Dr Naresh Shivdasani,  an  Orthopedic Surgeon and Consultant at various hospitals says walking, calcium supplements, sunlight -- since most vitamin D does not come from food but from moderate exposure to the sun -- muscle strength exercise and diet are extremely important to prevent or slow down the progression of osteoporosis. He advises “building up bone strength through a healthy diet and weight-bearing exercises while young.  Walking is a form of weight bearing exercise, swimming is not. Rock climbing too. Good muscle strength and coordination helps prevent falls. Mature women in particular should take calcium and vitamin D. Physical work should not be avoided. Bone is like a bank balance, it is  best to have lots, since it is  useful in old age.  Graded exercises are important to build both bone and muscle. Overexertion should be avoided, the response time of muscle  is important to prevent falling and avoiding fractures.”

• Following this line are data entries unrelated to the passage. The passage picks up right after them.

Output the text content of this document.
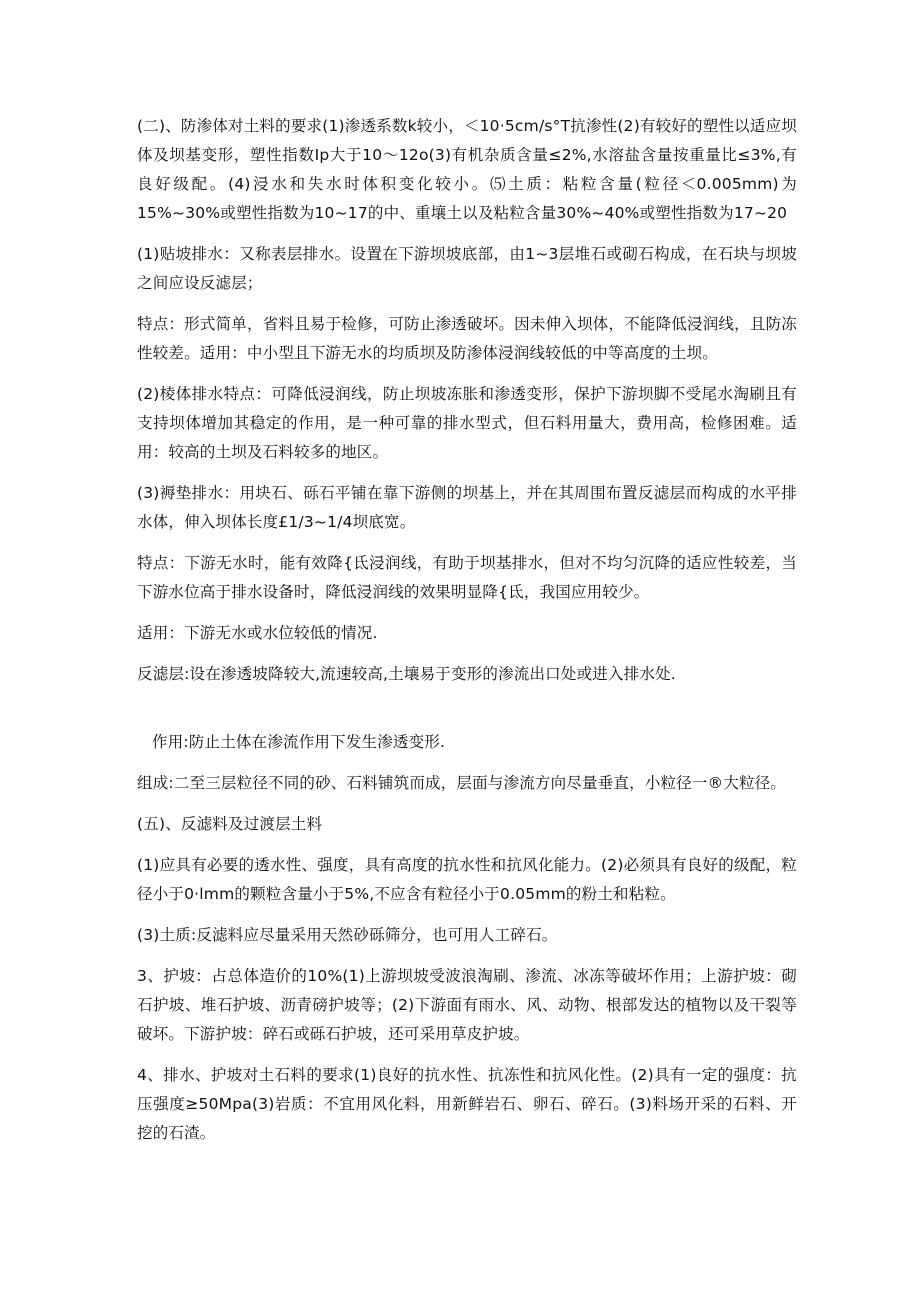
(二)、防渗体对土料的要求(1)渗透系数k较小，＜10·5cm∕s°T抗渗性(2)有较好的塑性以适应坝体及坝基变形，塑性指数Ip大于10～12o(3)有机杂质含量≤2%,水溶盐含量按重量比≤3%,有良好级配。(4)浸水和失水时体积变化较小。⑸土质：粘粒含量(粒径＜0.005mm)为15%~30%或塑性指数为10~17的中、重壤土以及粘粒含量30%~40%或塑性指数为17~20

(1)贴坡排水：又称表层排水。设置在下游坝坡底部，由1~3层堆石或砌石构成，在石块与坝坡之间应设反滤层；

特点：形式简单，省料且易于检修，可防止渗透破坏。因未伸入坝体，不能降低浸润线，且防冻性较差。适用：中小型且下游无水的均质坝及防渗体浸润线较低的中等高度的土坝。

(2)棱体排水特点：可降低浸润线，防止坝坡冻胀和渗透变形，保护下游坝脚不受尾水淘刷且有支持坝体增加其稳定的作用，是一种可靠的排水型式，但石料用量大，费用高，检修困难。适用：较高的土坝及石料较多的地区。

(3)褥垫排水：用块石、砾石平铺在靠下游侧的坝基上，并在其周围布置反滤层而构成的水平排水体，伸入坝体长度£1/3~1/4坝底宽。

特点：下游无水时，能有效降{氐浸润线，有助于坝基排水，但对不均匀沉降的适应性较差，当下游水位高于排水设备时，降低浸润线的效果明显降{氐，我国应用较少。

适用：下游无水或水位较低的情况.

反滤层:设在渗透坡降较大,流速较高,土壤易于变形的渗流出口处或进入排水处.

作用:防止土体在渗流作用下发生渗透变形.

组成:二至三层粒径不同的砂、石料铺筑而成，层面与渗流方向尽量垂直，小粒径一®大粒径。

(五)、反滤料及过渡层土料

(1)应具有必要的透水性、强度，具有高度的抗水性和抗风化能力。(2)必须具有良好的级配，粒径小于0·lmm的颗粒含量小于5%,不应含有粒径小于0.05mm的粉土和粘粒。

(3)土质:反滤料应尽量采用天然砂砾筛分，也可用人工碎石。

3、护坡：占总体造价的10%(1)上游坝坡受波浪淘刷、渗流、冰冻等破坏作用；上游护坡：砌石护坡、堆石护坡、沥青磅护坡等；(2)下游面有雨水、风、动物、根部发达的植物以及干裂等破坏。下游护坡：碎石或砾石护坡，还可采用草皮护坡。

4、排水、护坡对土石料的要求(1)良好的抗水性、抗冻性和抗风化性。(2)具有一定的强度：抗压强度≥50Mpa(3)岩质：不宜用风化料，用新鲜岩石、卵石、碎石。(3)料场开采的石料、开挖的石渣。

Dr Pramod Bhor, Orthopedist and Joint Replacement Surgeon, Hiranandani Hospital, Vashi, a Fortis network hospital, advises that “the test for bone density should be repeated at least once a year.  The use of walking aids or braces to avoid falls is recommended for  the elderly;  also, regular exercises for toning of muscles and time-bound food habits, specifically, a regular walk for one hour daily, along with consumption of a  calcium rich diet.  Requirements vary from patient-to-patient so taking OTC meds can give a false sense of well-being. The dosage and frequency of calcium intake should  be monitored by a doctor.”

Dr Arvind G Kulkarni, Head of Mumbai Spine Scoliosis and Disc Replacement Centre, Bombay Hospital, Mumbai   says that “ the tendency of bones to break can be significantly decreased by certain drugs and of course, by remaining active. Specific drugs are now available like terepertide, administered  by a daily injection under the skin (just as insulin is given for diabetes).  This is an expensive treatment and should be reserved for special circumstances. Various other formulations are available which can be given daily, weekly, monthly or once a year depending on the severity of disease. This must be done under medical supervision. There are simple non-invasive techniques available, such as DEXA Scan which accurately measures the bone density and indicates weak bones (osteopenia) or even osteoporosis. This test should be accompanied by a simple blood test for calcium and Vitamin D levels which indicates our mineral metabolism.”

Short Takes

Osteoporosis is a disorder which reduces bone density and quality, thereby increasing the risk of fractures, especially in the spine, hip and wrists.

Osteoporosis can also affect younger people, though it is more common in senior citizens.

Doctors emphasise the importance of calcium as a preventive measure.